Advisory Legend


Advisory Legend

The *.LEG legend file defines the geographic constraints within which the advisory will be executed. The region where an advisory will be executed is a geographic region described identically to that of a map. Advisories are further defined by a course, between 0 and 360 degrees, and a course range, between 0 and 180 degrees, (also described in the *.LEG file) for which the advisory is executed. You can therefore define, for example, two advisories for a given place on a highway; one which is displayed when a vehicle is moving in one direction, and the other when the vehicle is moving in a different direction.

Having given a short description, we now list the different rules or qualifiers which may be specified in an advisory legend:

Geographic region;
Course and Course Variance;
Event ID; and
Specific Vehicles.

Reference Vehicle ID: An advisory can also contain a reference vehicle ID qualifier. If the reference vehicle ID is present, only the vehicle that matches the reference vehicle ID can cause the advisory to execute.

Filename: This is the name of the advisory. A default name is placed in this field (date time stamp). You can change this name to be eight characters with the .adv extension. If there is an associated image file, you must use the image filename for the advisory filename (e.g. AIRPORT.ADV opens AIRPORT.JPG).

'Always open this advisory...': This is used to always open an advisory when it is triggered. This is important for events. Any other advisory will open and close on it's own. An event will sometimes open and then just stay opened forever. When a vehicle enters an advisory with a region, the advisory opens. When the vehicle leaves a region, the advisory closes. If an advisory is opened and the operator closes the advisory window, the advisory stays closed until it is opened by 'Advisory... Reopen Closed Advisories...'. This way an operator can disable a particular advisory so it doesn't keep opening. If 'Always open this advisory...' is selected, the advisory will always open, even if it was closed by the operator. This is useful for events, since sometimes the operator will close an event advisory once it has been acknowledged.

Not Location-Sensitive (can trigger anywhere): This is for vehicle events (vehicle inputs like door open, emergency panic button, etc...). This allows advisories without map boundaries (it covers the entire world). This way, a vehicle does not have to enter a particular region to trigger the advisory. It will be triggered by the Event ID. If you are creating region advisories on the map, ignore this field (leave unchecked).
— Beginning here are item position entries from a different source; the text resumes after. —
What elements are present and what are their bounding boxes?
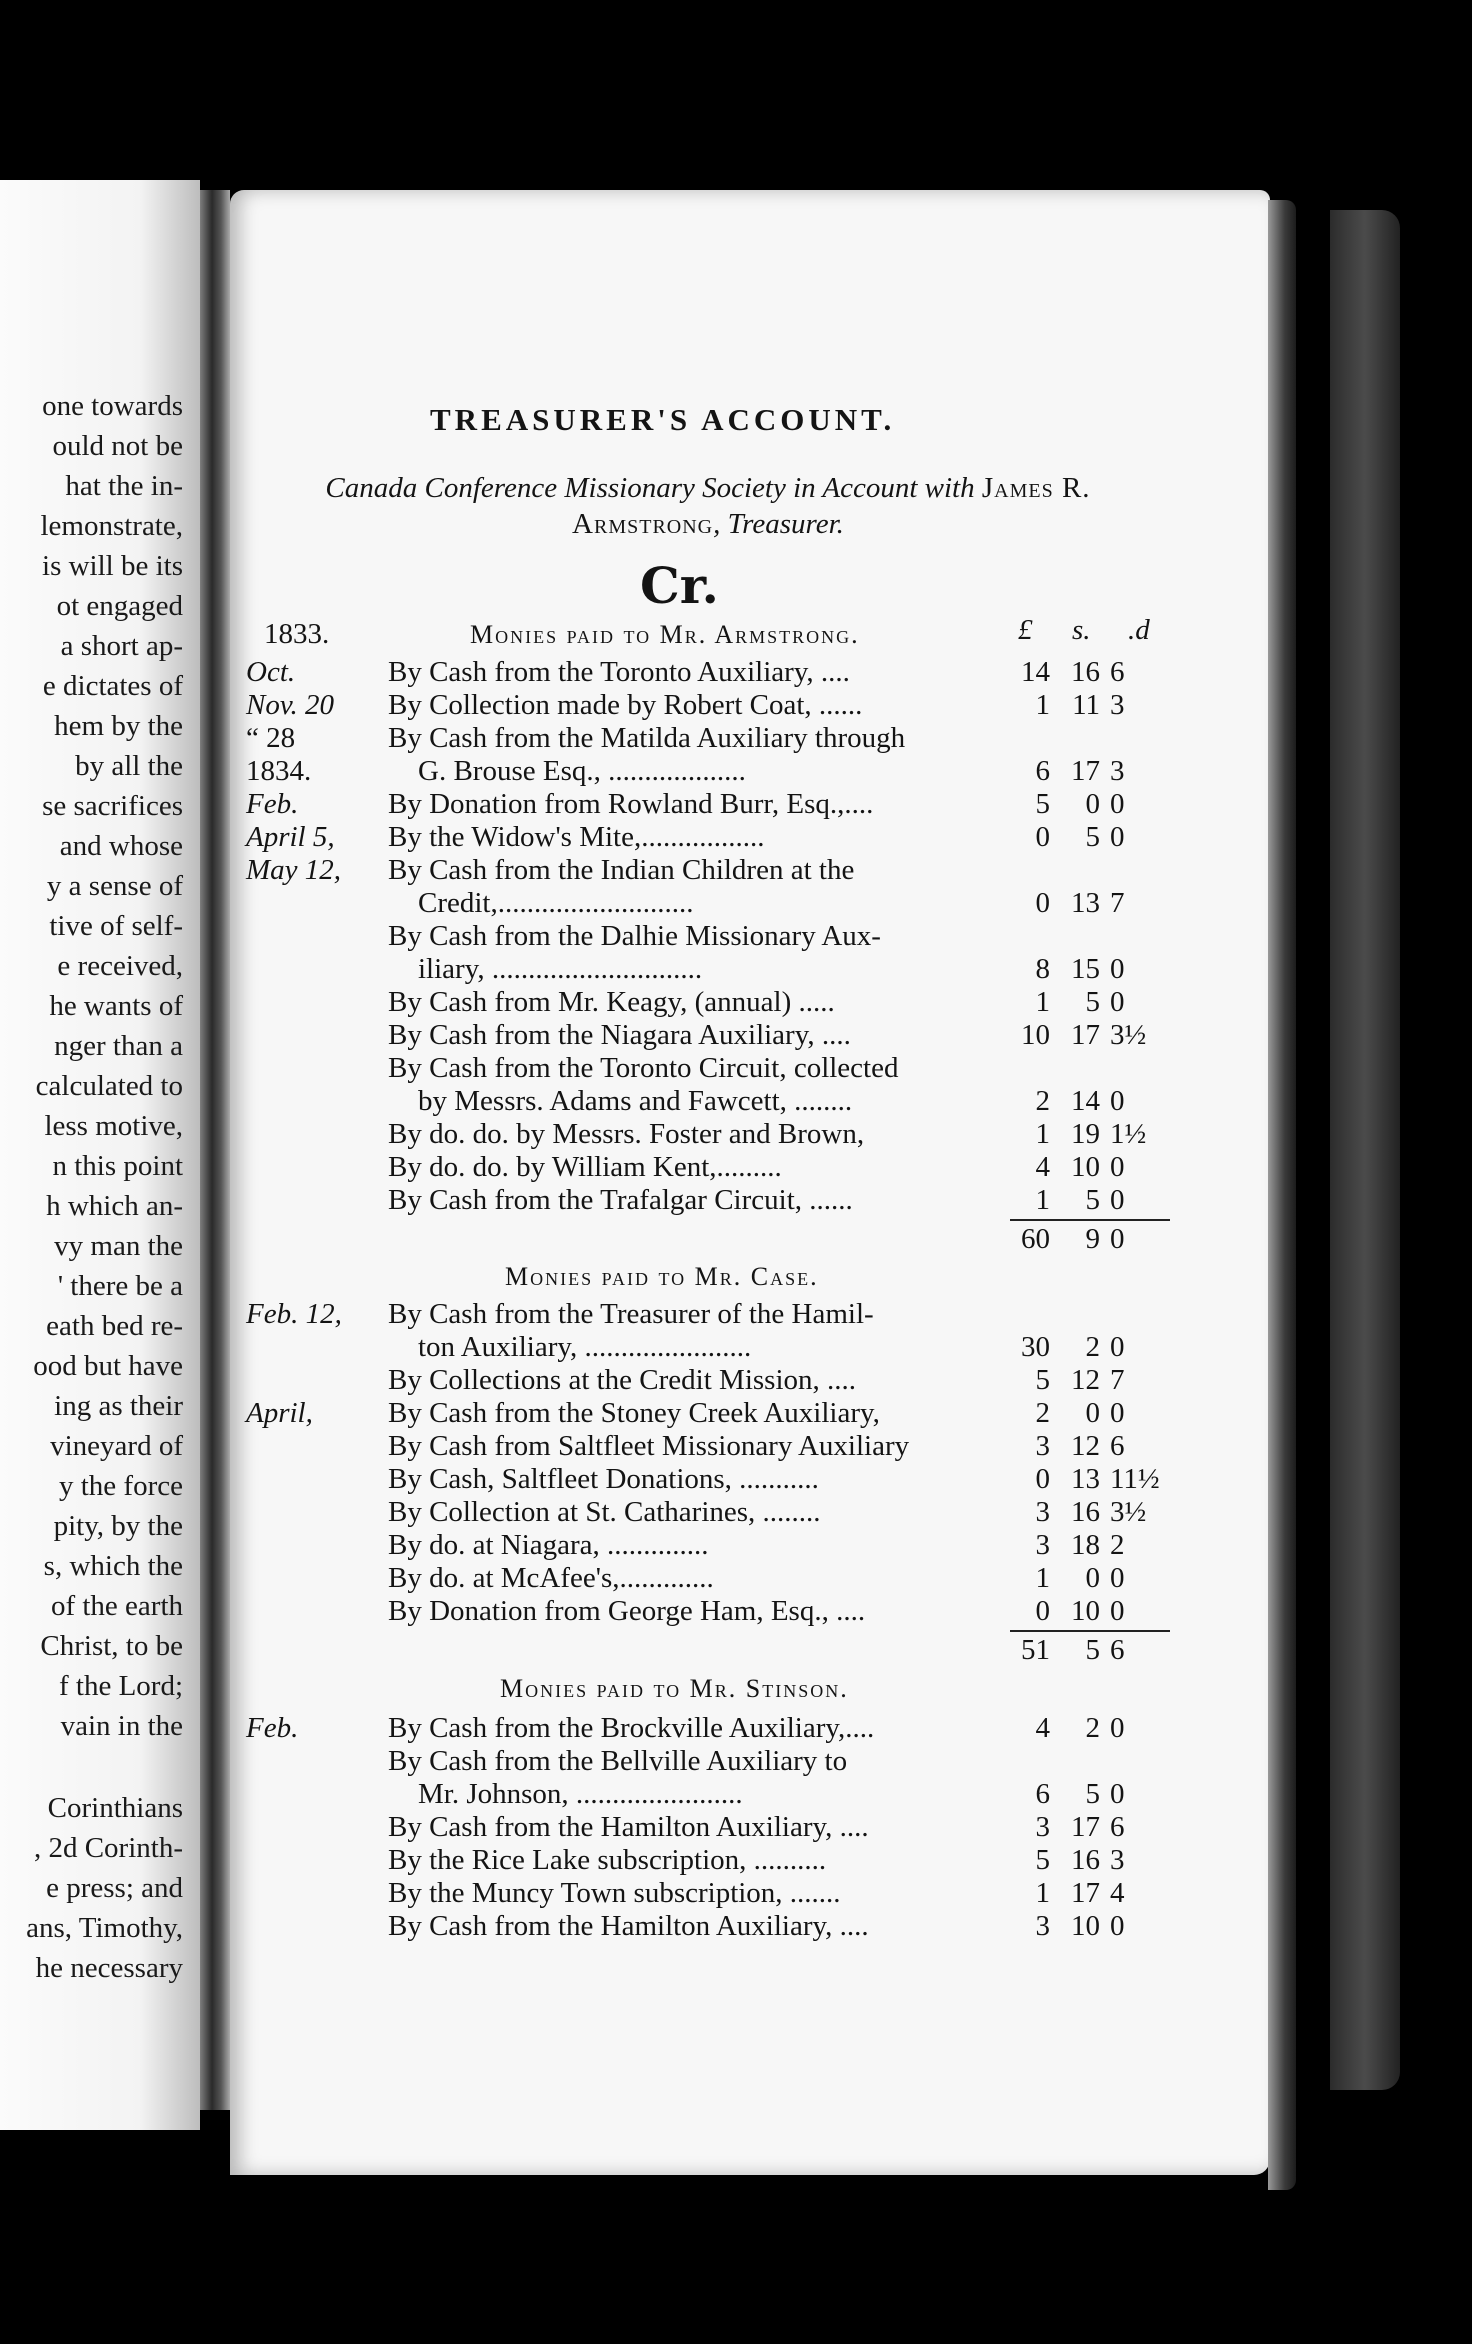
- entry-date: April,: [246, 1397, 313, 1429]
- amount-pounds: 1: [1035, 1877, 1050, 1909]
- amount-pence: 2: [1110, 1529, 1125, 1561]
- entry-description: By Donation from Rowland Burr, Esq.,....: [388, 788, 874, 820]
- subtitle-part1: Canada Conference Missionary Society in Account with: [325, 472, 982, 504]
- entry-description: By Collections at the Credit Mission, ....: [388, 1364, 857, 1396]
- amount-pounds: 10: [1021, 1019, 1050, 1051]
- total-pounds: 60: [1021, 1223, 1050, 1255]
- left-page-line: f the Lord;: [58, 1670, 183, 1702]
- pounds-column-header: £: [1018, 614, 1033, 646]
- amount-shillings: 2: [1085, 1331, 1100, 1363]
- amount-shillings: 10: [1071, 1151, 1100, 1183]
- amount-pounds: 5: [1035, 1844, 1050, 1876]
- entry-date: April 5,: [246, 821, 335, 853]
- left-page-line: ould not be: [52, 430, 183, 462]
- amount-pence: 0: [1110, 953, 1125, 985]
- amount-pounds: 5: [1035, 1364, 1050, 1396]
- left-page-line: e received,: [57, 950, 183, 982]
- left-page-line: ood but have: [33, 1350, 183, 1382]
- amount-shillings: 2: [1085, 1712, 1100, 1744]
- entry-description: ton Auxiliary, .......................: [418, 1331, 752, 1363]
- amount-shillings: 10: [1071, 1595, 1100, 1627]
- amount-pence: 6: [1110, 1811, 1125, 1843]
- amount-pounds: 4: [1035, 1712, 1050, 1744]
- entry-description: By Cash, Saltfleet Donations, ...........: [388, 1463, 819, 1495]
- left-page-line: he wants of: [49, 990, 183, 1022]
- amount-shillings: 5: [1085, 1184, 1100, 1216]
- amount-shillings: 0: [1085, 1397, 1100, 1429]
- amount-pounds: 1: [1035, 1562, 1050, 1594]
- amount-pounds: 1: [1035, 1118, 1050, 1150]
- page-title: TREASURER'S ACCOUNT.: [430, 402, 896, 437]
- entry-description: By Cash from the Trafalgar Circuit, ......: [388, 1184, 853, 1216]
- entry-description: By Cash from the Treasurer of the Hamil-: [388, 1298, 874, 1330]
- entry-description: By Cash from the Hamilton Auxiliary, ....: [388, 1910, 869, 1942]
- total-pence: 0: [1110, 1223, 1125, 1255]
- amount-shillings: 12: [1071, 1430, 1100, 1462]
- left-page-line: Christ, to be: [40, 1630, 183, 1662]
- left-page-line: se sacrifices: [42, 790, 183, 822]
- amount-pounds: 6: [1035, 755, 1050, 787]
- pence-column-header: .d: [1128, 614, 1150, 646]
- entry-description: By Cash from the Bellville Auxiliary to: [388, 1745, 848, 1777]
- amount-shillings: 13: [1071, 887, 1100, 919]
- amount-pence: 0: [1110, 1151, 1125, 1183]
- entry-description: By Cash from the Stoney Creek Auxiliary,: [388, 1397, 880, 1429]
- entry-description: Credit,...........................: [418, 887, 694, 919]
- total-shillings: 9: [1085, 1223, 1100, 1255]
- amount-pounds: 0: [1035, 887, 1050, 919]
- entry-description: By Cash from the Brockville Auxiliary,....: [388, 1712, 875, 1744]
- entry-description: G. Brouse Esq., ...................: [418, 755, 746, 787]
- left-page-line: calculated to: [35, 1070, 183, 1102]
- amount-pence: 11½: [1110, 1463, 1160, 1495]
- amount-shillings: 5: [1085, 821, 1100, 853]
- entry-description: By Cash from the Matilda Auxiliary through: [388, 722, 906, 754]
- amount-pounds: 14: [1021, 656, 1050, 688]
- amount-pence: 3: [1110, 689, 1125, 721]
- amount-pence: 0: [1110, 1910, 1125, 1942]
- entry-date: “ 28: [246, 722, 296, 754]
- amount-pounds: 30: [1021, 1331, 1050, 1363]
- entry-description: By Collection at St. Catharines, ........: [388, 1496, 821, 1528]
- total-pounds: 51: [1021, 1634, 1050, 1666]
- entry-description: By the Muncy Town subscription, .......: [388, 1877, 841, 1909]
- amount-shillings: 16: [1071, 656, 1100, 688]
- amount-shillings: 11: [1072, 689, 1100, 721]
- total-pence: 6: [1110, 1634, 1125, 1666]
- left-page-line: ing as their: [54, 1390, 183, 1422]
- left-page-line: y a sense of: [46, 870, 183, 902]
- entry-description: By do. do. by Messrs. Foster and Brown,: [388, 1118, 865, 1150]
- left-page-line: Corinthians: [47, 1792, 183, 1824]
- entry-description: by Messrs. Adams and Fawcett, ........: [418, 1085, 853, 1117]
- amount-pence: 0: [1110, 1397, 1125, 1429]
- amount-pounds: 1: [1035, 689, 1050, 721]
- amount-shillings: 17: [1071, 1019, 1100, 1051]
- left-page-line: less motive,: [44, 1110, 183, 1142]
- amount-pence: 6: [1110, 656, 1125, 688]
- amount-pence: 0: [1110, 1595, 1125, 1627]
- book-cover-edge: [1330, 210, 1400, 2090]
- amount-pounds: 0: [1035, 821, 1050, 853]
- entry-date: Feb. 12,: [246, 1298, 342, 1330]
- amount-shillings: 0: [1085, 1562, 1100, 1594]
- entry-description: By do. do. by William Kent,.........: [388, 1151, 782, 1183]
- amount-pounds: 3: [1035, 1529, 1050, 1561]
- amount-shillings: 17: [1071, 1811, 1100, 1843]
- amount-shillings: 18: [1071, 1529, 1100, 1561]
- entry-description: By Cash from the Hamilton Auxiliary, ....: [388, 1811, 869, 1843]
- amount-pence: 0: [1110, 1085, 1125, 1117]
- amount-shillings: 10: [1071, 1910, 1100, 1942]
- amount-pounds: 3: [1035, 1811, 1050, 1843]
- amount-pounds: 2: [1035, 1085, 1050, 1117]
- entry-description: iliary, .............................: [418, 953, 703, 985]
- amount-shillings: 12: [1071, 1364, 1100, 1396]
- amount-pounds: 3: [1035, 1430, 1050, 1462]
- left-page-line: n this point: [52, 1150, 183, 1182]
- entry-description: By the Widow's Mite,.................: [388, 821, 765, 853]
- amount-pounds: 2: [1035, 1397, 1050, 1429]
- section-heading: Monies paid to Mr. Stinson.: [500, 1674, 849, 1703]
- amount-pence: 0: [1110, 1331, 1125, 1363]
- amount-pounds: 1: [1035, 1184, 1050, 1216]
- amount-pence: 0: [1110, 1778, 1125, 1810]
- amount-pounds: 1: [1035, 986, 1050, 1018]
- subtitle-part2: , Treasurer.: [713, 508, 844, 540]
- left-page: [0, 180, 200, 2130]
- amount-shillings: 5: [1085, 1778, 1100, 1810]
- entry-date: May 12,: [246, 854, 342, 886]
- entry-description: By Donation from George Ham, Esq., ....: [388, 1595, 866, 1627]
- entry-date: Feb.: [246, 1712, 299, 1744]
- amount-pence: 6: [1110, 1430, 1125, 1462]
- amount-pounds: 0: [1035, 1463, 1050, 1495]
- entry-description: By do. at Niagara, ..............: [388, 1529, 709, 1561]
- amount-pounds: 3: [1035, 1496, 1050, 1528]
- amount-pence: 3: [1110, 755, 1125, 787]
- left-page-line: ' there be a: [57, 1270, 183, 1302]
- amount-shillings: 13: [1071, 1463, 1100, 1495]
- left-page-line: by all the: [75, 750, 183, 782]
- amount-pounds: 5: [1035, 788, 1050, 820]
- entry-date: 1834.: [246, 755, 312, 787]
- entry-date: Feb.: [246, 788, 299, 820]
- shillings-column-header: s.: [1072, 614, 1091, 646]
- left-page-line: e press; and: [46, 1872, 183, 1904]
- amount-pence: 0: [1110, 788, 1125, 820]
- left-page-line: he necessary: [35, 1952, 183, 1984]
- left-page-line: hem by the: [54, 710, 183, 742]
- left-page-line: vain in the: [60, 1710, 183, 1742]
- left-page-line: a short ap-: [60, 630, 183, 662]
- entry-description: By Cash from the Toronto Auxiliary, ....: [388, 656, 850, 688]
- total-rule: [1010, 1219, 1170, 1221]
- amount-pence: 3½: [1110, 1496, 1147, 1528]
- left-page-line: eath bed re-: [46, 1310, 183, 1342]
- left-page-line: tive of self-: [49, 910, 183, 942]
- amount-pounds: 0: [1035, 1595, 1050, 1627]
- amount-pounds: 4: [1035, 1151, 1050, 1183]
- entry-description: By do. at McAfee's,.............: [388, 1562, 714, 1594]
- entry-date: Oct.: [246, 656, 296, 688]
- amount-shillings: 14: [1071, 1085, 1100, 1117]
- amount-shillings: 16: [1071, 1496, 1100, 1528]
- left-page-line: hat the in-: [65, 470, 183, 502]
- left-page-line: e dictates of: [42, 670, 183, 702]
- amount-pounds: 3: [1035, 1910, 1050, 1942]
- amount-shillings: 0: [1085, 788, 1100, 820]
- entry-description: By Cash from Saltfleet Missionary Auxiliary: [388, 1430, 910, 1462]
- section-heading: Monies paid to Mr. Case.: [505, 1262, 819, 1291]
- left-page-line: nger than a: [54, 1030, 183, 1062]
- amount-pounds: 8: [1035, 953, 1050, 985]
- amount-shillings: 15: [1071, 953, 1100, 985]
- amount-pence: 0: [1110, 1562, 1125, 1594]
- total-shillings: 5: [1085, 1634, 1100, 1666]
- page-edge: [1268, 200, 1296, 2190]
- left-page-line: vineyard of: [50, 1430, 183, 1462]
- credit-heading: Cr.: [640, 556, 719, 615]
- total-rule: [1010, 1630, 1170, 1632]
- entry-date: Nov. 20: [246, 689, 335, 721]
- left-page-line: y the force: [59, 1470, 183, 1502]
- amount-shillings: 19: [1071, 1118, 1100, 1150]
- left-page-line: pity, by the: [53, 1510, 183, 1542]
- amount-pence: 0: [1110, 1712, 1125, 1744]
- amount-pence: 0: [1110, 821, 1125, 853]
- year-1833: 1833.: [264, 618, 330, 650]
- amount-pence: 7: [1110, 887, 1125, 919]
- amount-pounds: 6: [1035, 1778, 1050, 1810]
- amount-pence: 7: [1110, 1364, 1125, 1396]
- amount-pence: 4: [1110, 1877, 1125, 1909]
- amount-shillings: 17: [1071, 755, 1100, 787]
- amount-shillings: 17: [1071, 1877, 1100, 1909]
- section-heading: Monies paid to Mr. Armstrong.: [470, 620, 860, 649]
- left-page-line: h which an-: [46, 1190, 183, 1222]
- amount-pence: 0: [1110, 986, 1125, 1018]
- left-page-line: vy man the: [54, 1230, 183, 1262]
- entry-description: By Cash from Mr. Keagy, (annual) .....: [388, 986, 835, 1018]
- amount-pence: 3½: [1110, 1019, 1147, 1051]
- entry-description: By Cash from the Dalhie Missionary Aux-: [388, 920, 881, 952]
- amount-pence: 0: [1110, 1184, 1125, 1216]
- entry-description: By Cash from the Niagara Auxiliary, ....: [388, 1019, 851, 1051]
- left-page-line: ans, Timothy,: [26, 1912, 183, 1944]
- book-gutter: [200, 190, 230, 2110]
- amount-shillings: 5: [1085, 986, 1100, 1018]
- entry-description: By Cash from the Indian Children at the: [388, 854, 855, 886]
- entry-description: By Collection made by Robert Coat, ......: [388, 689, 863, 721]
- amount-shillings: 16: [1071, 1844, 1100, 1876]
- left-page-line: lemonstrate,: [40, 510, 183, 542]
- left-page-line: is will be its: [42, 550, 183, 582]
- left-page-line: s, which the: [43, 1550, 183, 1582]
- left-page-line: ot engaged: [56, 590, 183, 622]
- left-page-line: , 2d Corinth-: [33, 1832, 183, 1864]
- left-page-line: one towards: [42, 390, 183, 422]
- treasurer-name: James R. Armstrong: [572, 472, 1091, 540]
- left-page-line: and whose: [59, 830, 183, 862]
- amount-pence: 1½: [1110, 1118, 1147, 1150]
- account-subtitle: [248, 470, 1168, 542]
- entry-description: Mr. Johnson, .......................: [418, 1778, 743, 1810]
- amount-pence: 3: [1110, 1844, 1125, 1876]
- entry-description: By Cash from the Toronto Circuit, collected: [388, 1052, 899, 1084]
- left-page-line: of the earth: [50, 1590, 183, 1622]
- entry-description: By the Rice Lake subscription, ..........: [388, 1844, 827, 1876]
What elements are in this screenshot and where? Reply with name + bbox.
Course and Course Variance: RASTRAC qualifies an advisory's course, based on a vehicle's current course, by determining whether your course falls within the course range defined as follows:

Course Lower Bound = *.LEG Course - *.LEG Course Variance;
Course Upper Bound = *.LEG Course + *.LEG Course Variance.

Under this definition, the defined course variance acts as a "+/-" range above and below the defined course.

Event ID: RASTRAC also qualifies an advisory's event ID, based on a vehicle's current event ID(s), by determining whether the advisory's trigger event is active for the vehicle.

What is an Event?
This question is best explained by first answering the question, "What is an advisory"? An advisory is empirically described as "something that happens in RASTRAC when something special happens in the life of a vehicle". That is, the action of a vehicle entering a specific geographic region constitutes a special event. However, that event may not really be special unless the vehicle's course is within a specific range, i.e., he's traveling in a special direction. That's why advisories contain course qualifiers.

The key message of the above paragraph is that advisory regions are nothing more than "rules" that we use to define what is and what is not a "special event" in the outside world.

It's not difficult to define a geographic region and course, and, thereby, say that a vehicle should be annunciated when it enters and/or leaves the region. However, it is much easier to simply let the mobile unit tell us when a special event is happening. The action of a mobile unit annunciating himself is the definition of an event in the context of RASTRAC.

Beyond defining how events (which are identified by Event IDs) originate, it is of equal importance that we have some way of expressing the existence of such events within the RASTRAC software environment. If you define an advisory which covers the entire earth, whose course range covers the entire compass rose, and which contains a specific event’s ID, then the advisory will execute whenever any vehicle on the earth notifies us that that particular event is occurring. The advisory database serves to notify us of special external happenings in the outside world, whether they be associated with geography, direction, or simply predefined abstractions (i.e. incoming "Event IDs").

Examples of externally annunciated events are panic buttons, door closures, tailgate-down indications, or any other activity in the vehicle which can activate one of the vehicle modem’s sensor lines.